I have created a WPF application which needs to execute a command on the Windows command prompt. Therefore I have created the following code:
// The 'RunAs' indicates it needs to be elevated.
var process = Process.Start(new ProcessStartInfo(@"C:\Windows\System32\wevtutil.exe", commandArgs)
{
//Process will be started as admin
Verb = "runAs",
//Do not show the shell window
CreateNoWindow = true,
UseShellExecute = false,
RedirectStandardError = true,
RedirectStandardOutput = true,
RedirectStandardInput = true,
})
This command needs administrator privileges. Therefore I have added a manifest file which starts the WPF host with admin rights:
So far this solution works fine. I can start my WPF application, trigger an event by pressing a button and my process with this command prompt will be executed.
Now I want to add some files by drag & drop to my WPF client. Since my application is running with admin rights it is not possible to drag & drop files from Windows File Explorer into my application.
It is possible to drag & drop files with Total Commander, because Total Commander can be started with admin rights. Adding an OpenFileDialog to my WPF host works, but drag & drop would be so much more comfortable.
When I run my application without admin rights drag & drop works, but my application cannot execute the command prompt due to lack of rights.

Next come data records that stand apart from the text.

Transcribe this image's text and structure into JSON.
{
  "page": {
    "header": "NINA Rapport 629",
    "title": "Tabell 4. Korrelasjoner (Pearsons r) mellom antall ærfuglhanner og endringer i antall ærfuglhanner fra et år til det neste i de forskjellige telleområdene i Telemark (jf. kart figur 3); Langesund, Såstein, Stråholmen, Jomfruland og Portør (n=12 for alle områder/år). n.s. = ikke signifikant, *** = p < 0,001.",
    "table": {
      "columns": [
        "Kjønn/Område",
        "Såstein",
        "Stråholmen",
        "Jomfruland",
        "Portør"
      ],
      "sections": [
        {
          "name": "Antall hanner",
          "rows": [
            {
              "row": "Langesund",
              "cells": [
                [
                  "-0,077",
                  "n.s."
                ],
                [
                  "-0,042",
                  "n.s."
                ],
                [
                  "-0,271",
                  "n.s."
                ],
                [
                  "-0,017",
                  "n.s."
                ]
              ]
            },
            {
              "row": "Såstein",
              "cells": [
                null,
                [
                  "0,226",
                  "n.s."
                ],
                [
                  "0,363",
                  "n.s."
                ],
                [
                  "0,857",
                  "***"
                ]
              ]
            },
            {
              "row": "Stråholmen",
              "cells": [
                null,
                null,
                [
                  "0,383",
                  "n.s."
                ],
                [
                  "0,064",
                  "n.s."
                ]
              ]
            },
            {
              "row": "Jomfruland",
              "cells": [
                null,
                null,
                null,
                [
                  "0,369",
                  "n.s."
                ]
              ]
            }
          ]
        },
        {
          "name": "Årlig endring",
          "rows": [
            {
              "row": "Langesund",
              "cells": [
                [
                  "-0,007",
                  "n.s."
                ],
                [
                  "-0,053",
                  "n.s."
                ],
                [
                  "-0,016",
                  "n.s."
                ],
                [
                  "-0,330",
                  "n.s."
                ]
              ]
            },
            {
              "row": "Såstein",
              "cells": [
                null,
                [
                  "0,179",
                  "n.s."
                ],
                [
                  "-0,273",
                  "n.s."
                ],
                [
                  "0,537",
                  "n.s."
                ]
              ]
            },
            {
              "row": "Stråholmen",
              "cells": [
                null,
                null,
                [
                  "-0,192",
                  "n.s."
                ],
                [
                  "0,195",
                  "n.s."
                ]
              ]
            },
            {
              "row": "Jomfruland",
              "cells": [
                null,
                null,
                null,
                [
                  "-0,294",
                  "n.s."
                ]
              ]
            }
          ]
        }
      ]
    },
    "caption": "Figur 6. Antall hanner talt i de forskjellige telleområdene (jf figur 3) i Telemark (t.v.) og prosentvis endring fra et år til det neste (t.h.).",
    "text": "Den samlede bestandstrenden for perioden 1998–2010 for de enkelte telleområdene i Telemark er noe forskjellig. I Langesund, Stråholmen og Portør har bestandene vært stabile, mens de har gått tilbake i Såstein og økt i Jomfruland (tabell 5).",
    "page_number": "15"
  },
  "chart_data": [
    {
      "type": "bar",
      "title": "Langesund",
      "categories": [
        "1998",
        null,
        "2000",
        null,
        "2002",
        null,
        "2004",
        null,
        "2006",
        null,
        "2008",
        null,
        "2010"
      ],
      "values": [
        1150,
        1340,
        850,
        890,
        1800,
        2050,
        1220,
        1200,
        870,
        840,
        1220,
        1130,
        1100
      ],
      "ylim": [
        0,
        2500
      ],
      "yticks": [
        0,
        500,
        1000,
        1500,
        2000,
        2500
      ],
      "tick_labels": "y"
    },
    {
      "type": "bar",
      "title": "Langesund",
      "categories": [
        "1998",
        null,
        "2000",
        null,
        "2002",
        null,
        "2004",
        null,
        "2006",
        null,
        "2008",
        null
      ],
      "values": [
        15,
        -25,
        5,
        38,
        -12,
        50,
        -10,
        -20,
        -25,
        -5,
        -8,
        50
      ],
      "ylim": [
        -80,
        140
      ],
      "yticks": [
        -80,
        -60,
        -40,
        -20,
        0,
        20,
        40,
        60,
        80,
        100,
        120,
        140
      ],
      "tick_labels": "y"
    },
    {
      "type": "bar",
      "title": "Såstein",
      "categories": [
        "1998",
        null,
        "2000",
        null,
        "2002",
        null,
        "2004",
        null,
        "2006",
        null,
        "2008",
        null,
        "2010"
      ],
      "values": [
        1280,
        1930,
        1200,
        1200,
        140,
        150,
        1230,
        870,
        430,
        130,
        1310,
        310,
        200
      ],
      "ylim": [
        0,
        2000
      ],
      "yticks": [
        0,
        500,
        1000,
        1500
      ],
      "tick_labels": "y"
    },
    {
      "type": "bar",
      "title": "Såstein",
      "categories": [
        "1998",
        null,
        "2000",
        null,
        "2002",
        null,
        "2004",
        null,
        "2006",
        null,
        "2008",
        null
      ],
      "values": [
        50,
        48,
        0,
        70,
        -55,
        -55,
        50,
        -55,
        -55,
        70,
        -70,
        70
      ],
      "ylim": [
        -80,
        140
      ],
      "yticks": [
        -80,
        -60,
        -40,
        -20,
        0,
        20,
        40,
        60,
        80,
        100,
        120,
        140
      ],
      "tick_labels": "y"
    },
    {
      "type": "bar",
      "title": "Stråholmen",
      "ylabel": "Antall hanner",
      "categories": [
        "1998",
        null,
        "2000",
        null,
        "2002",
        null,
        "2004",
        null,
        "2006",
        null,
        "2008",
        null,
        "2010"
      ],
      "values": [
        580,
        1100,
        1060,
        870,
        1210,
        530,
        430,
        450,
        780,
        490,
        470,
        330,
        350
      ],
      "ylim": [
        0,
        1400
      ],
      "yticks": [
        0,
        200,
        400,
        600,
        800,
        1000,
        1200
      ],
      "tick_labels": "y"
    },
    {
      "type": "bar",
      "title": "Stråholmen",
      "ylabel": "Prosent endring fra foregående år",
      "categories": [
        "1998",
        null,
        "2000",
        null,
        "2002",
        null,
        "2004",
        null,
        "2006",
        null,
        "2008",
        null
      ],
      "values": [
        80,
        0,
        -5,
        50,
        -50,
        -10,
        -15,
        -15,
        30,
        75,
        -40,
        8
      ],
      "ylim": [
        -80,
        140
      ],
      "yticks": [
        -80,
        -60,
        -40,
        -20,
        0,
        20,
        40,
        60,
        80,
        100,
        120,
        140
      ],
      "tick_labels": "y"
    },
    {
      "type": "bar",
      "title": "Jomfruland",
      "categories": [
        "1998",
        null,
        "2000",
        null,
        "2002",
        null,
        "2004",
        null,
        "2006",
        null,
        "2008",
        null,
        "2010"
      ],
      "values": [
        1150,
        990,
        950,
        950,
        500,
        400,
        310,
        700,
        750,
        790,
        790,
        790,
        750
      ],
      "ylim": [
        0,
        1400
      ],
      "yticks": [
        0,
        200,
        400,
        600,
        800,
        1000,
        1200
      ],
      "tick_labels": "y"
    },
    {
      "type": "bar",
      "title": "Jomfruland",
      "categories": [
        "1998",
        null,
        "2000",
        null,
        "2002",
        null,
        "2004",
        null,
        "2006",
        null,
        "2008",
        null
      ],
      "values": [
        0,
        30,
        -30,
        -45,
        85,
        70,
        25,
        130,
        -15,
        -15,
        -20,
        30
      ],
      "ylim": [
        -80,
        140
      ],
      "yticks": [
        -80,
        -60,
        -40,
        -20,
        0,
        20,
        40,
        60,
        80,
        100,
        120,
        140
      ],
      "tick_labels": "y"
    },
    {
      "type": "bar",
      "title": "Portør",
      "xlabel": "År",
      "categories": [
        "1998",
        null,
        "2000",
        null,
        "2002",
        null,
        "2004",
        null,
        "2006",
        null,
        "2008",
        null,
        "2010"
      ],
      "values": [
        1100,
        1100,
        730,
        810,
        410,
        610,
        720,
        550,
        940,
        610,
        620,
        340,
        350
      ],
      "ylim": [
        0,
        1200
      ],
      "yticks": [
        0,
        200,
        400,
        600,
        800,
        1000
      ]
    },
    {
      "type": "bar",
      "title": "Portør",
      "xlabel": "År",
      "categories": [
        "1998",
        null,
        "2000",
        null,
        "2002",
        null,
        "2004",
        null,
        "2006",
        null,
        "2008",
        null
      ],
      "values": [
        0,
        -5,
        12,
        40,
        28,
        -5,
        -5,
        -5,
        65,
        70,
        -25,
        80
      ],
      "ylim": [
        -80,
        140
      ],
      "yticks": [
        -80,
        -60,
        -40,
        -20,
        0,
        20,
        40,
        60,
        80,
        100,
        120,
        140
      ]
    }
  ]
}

How can I implement drag & drop for adding my files and afterwards execute a command prompt with admin rights where I need these files as parameters?
Talk1:
Why you decide what application starting elevated process must have administrators rights?
Talk2:
I want to execute C:\Windows\System32\wevtutil.exe to install a bunch of ETW manifests. wevtutil.exe requires admin rights to do so.
Talk3:
I think your problem can't be solved by code. This is a Windows Security behavior. But i'm still curious about this question. superuser.com/questions/59051/…
Talk4:
, ok, wevtutil.exe needs administrator rights and you do it right with Verb = "runAs". Where you want drag&drop files? Into wevtutil.exe or into the application which runs wevtutil.exe? The application doesn't have to have admin rights.
Solutions1
First, if you need to run just one operation which requires admin rights - that does not mean your whole application should run with admin rights. You need to evelate only for this particular operation. Easiest way to do this is setting UseShellExecute = true when starting your process - then Windows will show usual UAC prompt to user, so that he can confirm evelation. You can describe situation to user before that (in some dialog), or you can put usual UAC icon on button that performs that action (that shield icon).
If that is not an option for you (for example you need redirected output) - you can run another copy of your own application with certain arguments with admin rights (exactly as described above, but not wevtutil, but your own application). This evelated copy will only run wevtutil and exit, doing nothing more.